Physical Therapy Mind/Body Medicine Behavioral Therapy
Pacing
Kinesiophobia
Posture
Benefits of exercise
Physiology of exercise
Body mechanics
Balance and dizziness
Pain physiology
Biomedical model
Exercising with comorbities
Exercise program
Nutrition
Exercise equipment
Communicating with medical providers
Mantram repetition
Self-hypnosis
Tai Chi
Qi-Gong
Meditation/mindfulness
Neuroplasticity and chronic pain
Pain physiology
Pain self-efficacy
Mind/body skills
Holistic health
Acute vs chronic pain
Biopsychosocial model
Control agenda
Life manual and values
Mindfulness
Cognitive defusion
Acceptance and willingness
Sleep/sleep hygiene
ACT Matrix
Committed action
Pacing
Flare-up management
Food, mood, and pain
Effect of pain on self and others
Self as context
Relapse prevention

There is also 1 hour of pharmacotherapy education regarding commonly prescribed pain medications and how to take medications safely to avoid common adverse events. The nurse is responsible for care coordination and analysis of outcome measures, data collection, and quality improvement.

Program Effectiveness

Program effectiveness is measured using the POQ-VA (Pain Outcomes Questionnaire-VA). The POQ results and participant feedback are used to ensure ongoing program evaluation and improvement. This outcome measure was selected as the POQ-VA evaluates intervention effectiveness of all the major pain outcomes domains. This questionnaire was developed and validated by the VA.

The sample size was 957 veterans. 15 The POQ-VA is reverse scored, meaning lower scores indicate improvement. Eighty-seven veterans have completed the program with 20 participants completing the 3-month outcome measures, 31 participants completing 6-month outcome measures, and 17 participants completing 12-month outcome measures.

The pain score decreased close to 1 point at 12 months. The mobility gains were maintained at 12 months. The ADL did not improve much after 1 year (Figure 1). It is important to consider that some participants already had mobility issues and used an assistive device for ambulation. The addition of an occupational therapist to the program may help patients in their improvement of ADLs.

Figure 1.

Figure 1

Pain Scores by Domain

In the other POQ-VA subscales, vitality improved somewhat. The negative affect and fear improved after 12 months. It is noteworthy that the number of veterans who were taking opioids also decreased from 25 to 15 immediately after completing the program (Figure 2). There also was a significant decrease in health care visits (VA and non-VA providers) related to pain (Figure 3).

Figure 2.

Figure 2

Veterans Taking Opioids

Figure 3.

Figure 3

Decrease in Health Care Visits Related to Pain

Limitations

Only a small sample size of veterans with chronic pain participated in the functional restoration pain program. Long-term follow-up of participants who successfully completed the program also is desired.

CONCLUSION

Veterans experiencing complex chronic noncancer pain present a challenge for the VA health care system. Successful management of this requires cooperation among different disciplines and fostering a multimodal and interdisciplinary approach. Functional restoration pain programs have existed for a while and have shown clear evidence of their superiority over monotherapies for patients with chronic noncancer pain.

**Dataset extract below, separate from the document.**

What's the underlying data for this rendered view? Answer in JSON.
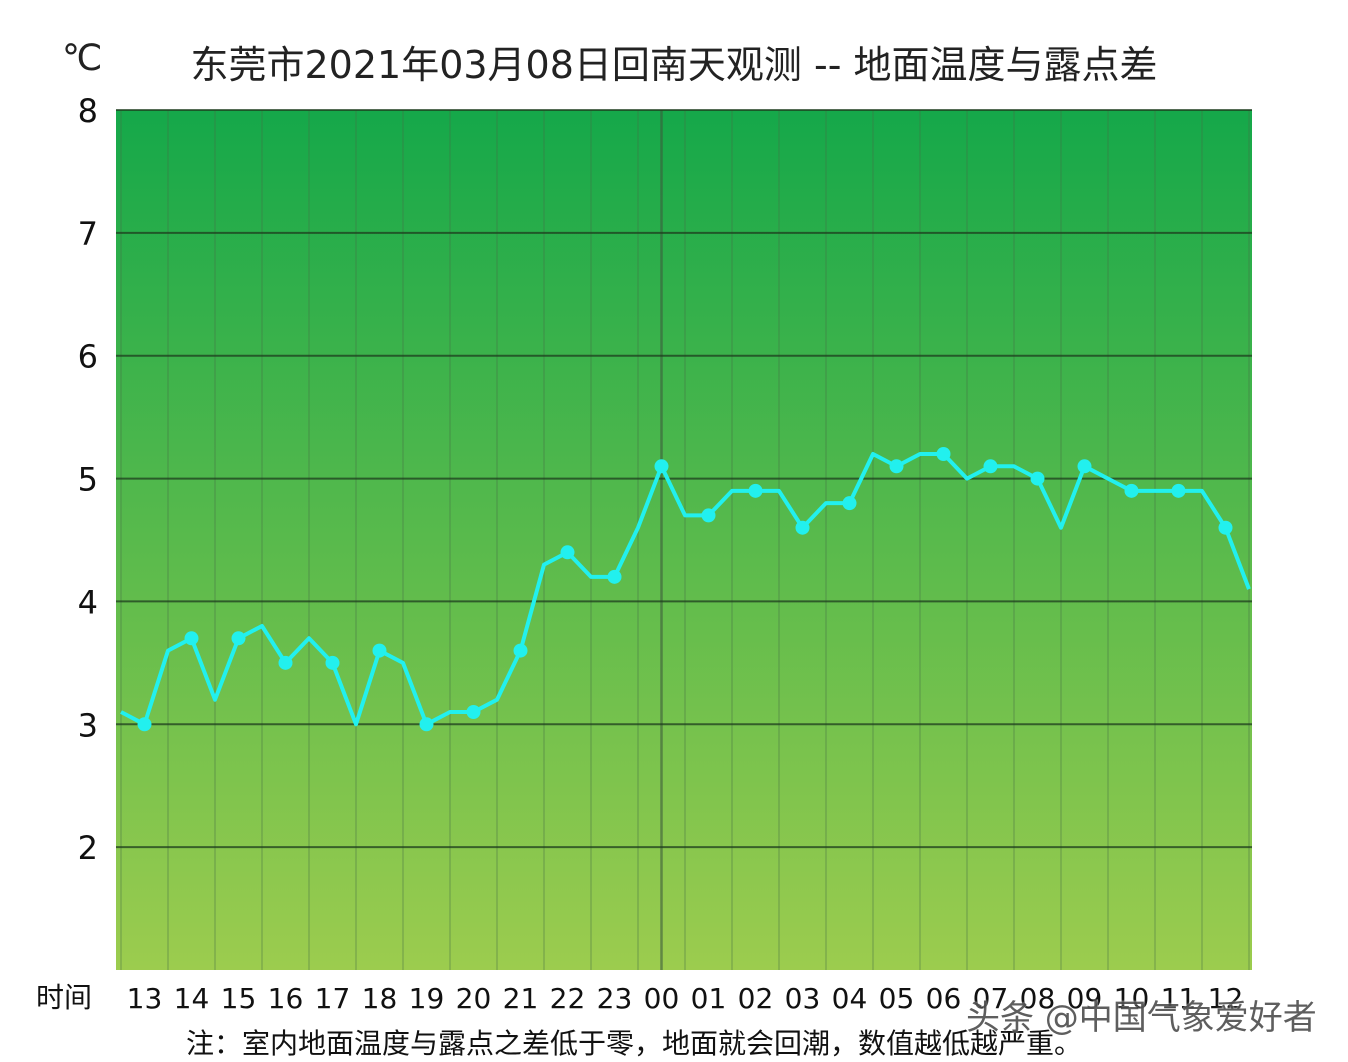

This functional restoration pain program incorporated various evidence-based medical, rehabilitative, psychological interventions with mind body medicine, mindfulness and integrative pain modalities. The authors continually meet and assess the success of the program. Although the initial outcome measures are encouraging, increased veteran participation in answering their post program completion surveys is desired. The goal is to improve veterans’ self-management of their chronic pain, leading to reductions in pain symptoms, medication, and health care provider use, as well as improve veterans’ function and overall QOL.

Footnotes

Author disclosures

The authors report no actual or potential conflicts of interest with regard to this article.

Disclaimer

The opinions expressed herein are those of the authors and do not necessarily reflect those of Federal Practitioner, Frontline Medical Communications Inc., the U.S. Government, or any of its agencies.